| Octobre 2003 |
Evènement
Les élections présidentielles
Au début du mois d'octobre se dérouleront les élections présidentielles en Tchétchénie. Pour certains observateurs russes et étrangers, cet évènement a déjà perdu sa raison d'être, la pluralité des candidats n'étant plus qu'un leurre.
La date a été fixée deux mois à l'avance par le président russe : les élections en Tchétchénie se dérouleront le 5 octobre prochain. Celles-ci se tiendront sur le même canevas que le référendum du mois de mars : approximativement 410 stations de vote seront ouvertes afin de permettre aux 540.000 électeurs de voter. [Itar-Tass, 8 juillet] Ce chiffre seul est déjà critiqué car il se base sur un recensement perçu par les observateurs étrangers comme largement gonflé. [Le Monde, Intenses combats en Tchétchénie où la course présidentielle est lancée, 21 août]

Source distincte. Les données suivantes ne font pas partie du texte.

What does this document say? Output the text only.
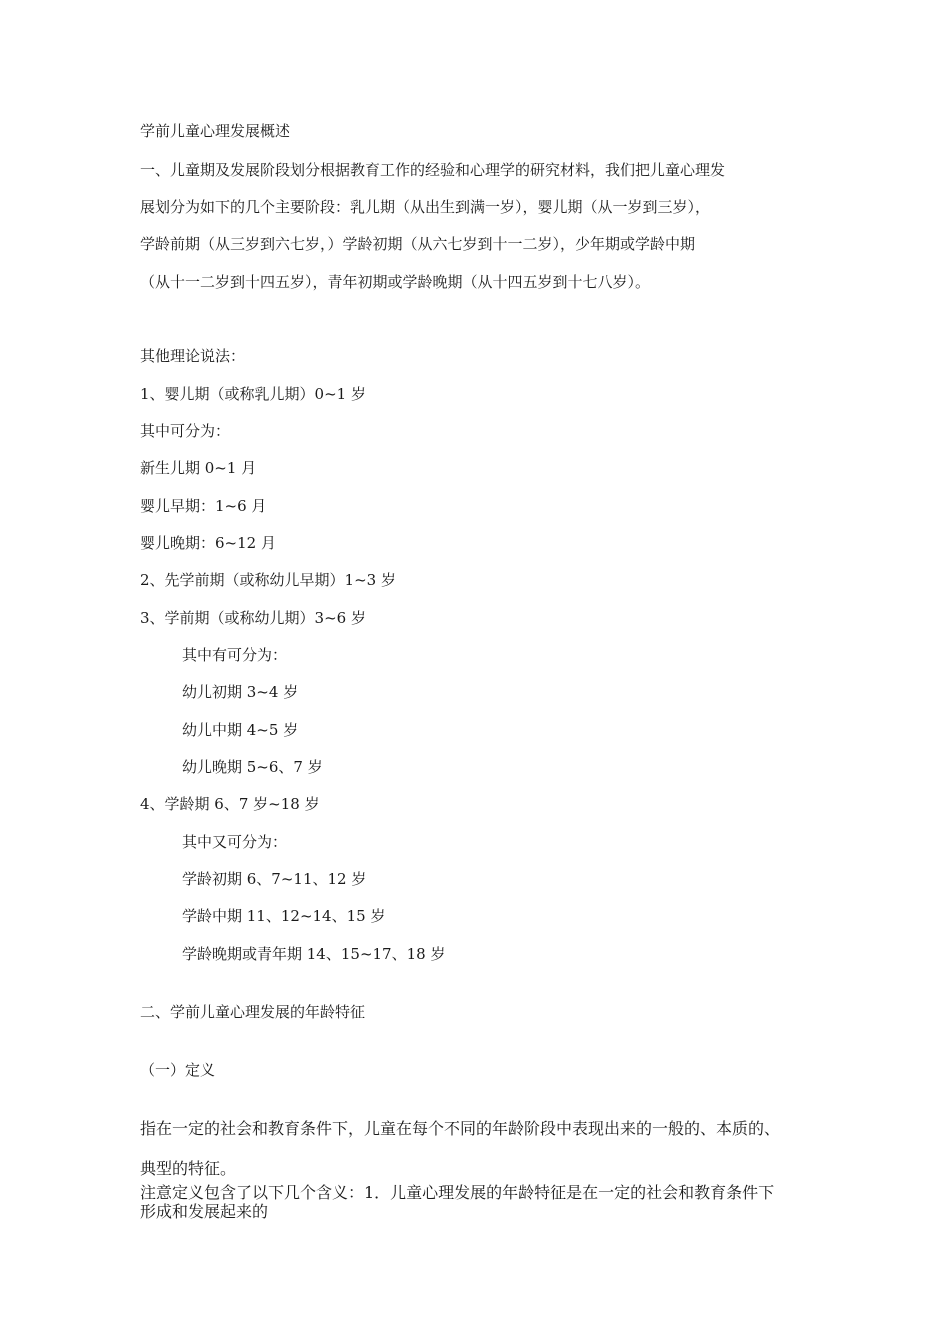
学前儿童心理发展概述
一、儿童期及发展阶段划分根据教育工作的经验和心理学的研究材料，我们把儿童心理发
展划分为如下的几个主要阶段：乳儿期（从出生到满一岁），婴儿期（从一岁到三岁），
学龄前期（从三岁到六七岁，）学龄初期（从六七岁到十一二岁），少年期或学龄中期
（从十一二岁到十四五岁），青年初期或学龄晚期（从十四五岁到十七八岁）。
其他理论说法：
1、婴儿期（或称乳儿期）0~1 岁
其中可分为：
新生儿期 0~1 月
婴儿早期：1~6 月
婴儿晚期：6~12 月
2、先学前期（或称幼儿早期）1~3 岁
3、学前期（或称幼儿期）3~6 岁
其中有可分为：
幼儿初期 3~4 岁
幼儿中期 4~5 岁
幼儿晚期 5~6、7 岁
4、学龄期 6、7 岁~18 岁
其中又可分为：
学龄初期 6、7~11、12 岁
学龄中期 11、12~14、15 岁
学龄晚期或青年期 14、15~17、18 岁
二、学前儿童心理发展的年龄特征
（一）定义
指在一定的社会和教育条件下，儿童在每个不同的年龄阶段中表现出来的一般的、本质的、
典型的特征。
注意定义包含了以下几个含义：1．儿童心理发展的年龄特征是在一定的社会和教育条件下
形成和发展起来的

Les candidatures au poste suprême de la République pouvaient être déposées jusqu'au mercredi 20 août, accompagnée d'un nombre de signatures équivalent à 2% des électeurs ou la somme de 4,5 millions de roubles. A la clôture, 13 candidats russes et tchétchènes s'étaient présentés. Mais parmi ceux-ci, seulement 4 pouvaient rivaliser avec Akhmad Kadyrov, président autoproclamé en juin 2003 et chef de l'administration pro-russe depuis juillet 2000 : Aslambek Aslakhanov, Ruslan Khasboulatov, Malik Saidullaiev et Khussein Djabrailov. Député à la Douma d'origine tchétchène, Aslambek Aslakhanov est populaire en Tchétchénie. Les sondages l'accréditaient d'ailleurs de 20% des voix. Le 11 septembre, Poutine lui a proposé de devenir conseiller présidentiel, ce que Aslakhanov n'a pu refuser : «Je suis le premier Tchétchène à qui l'on propose une telle fonction. Je suis persuadé que je pourrais faire plus en tant que conseiller du chef de l'Etat qu'en tant que député», déclarait-il à Kommersant. [Courrier international, Le Kremlin fait le ménage, 12 septembre].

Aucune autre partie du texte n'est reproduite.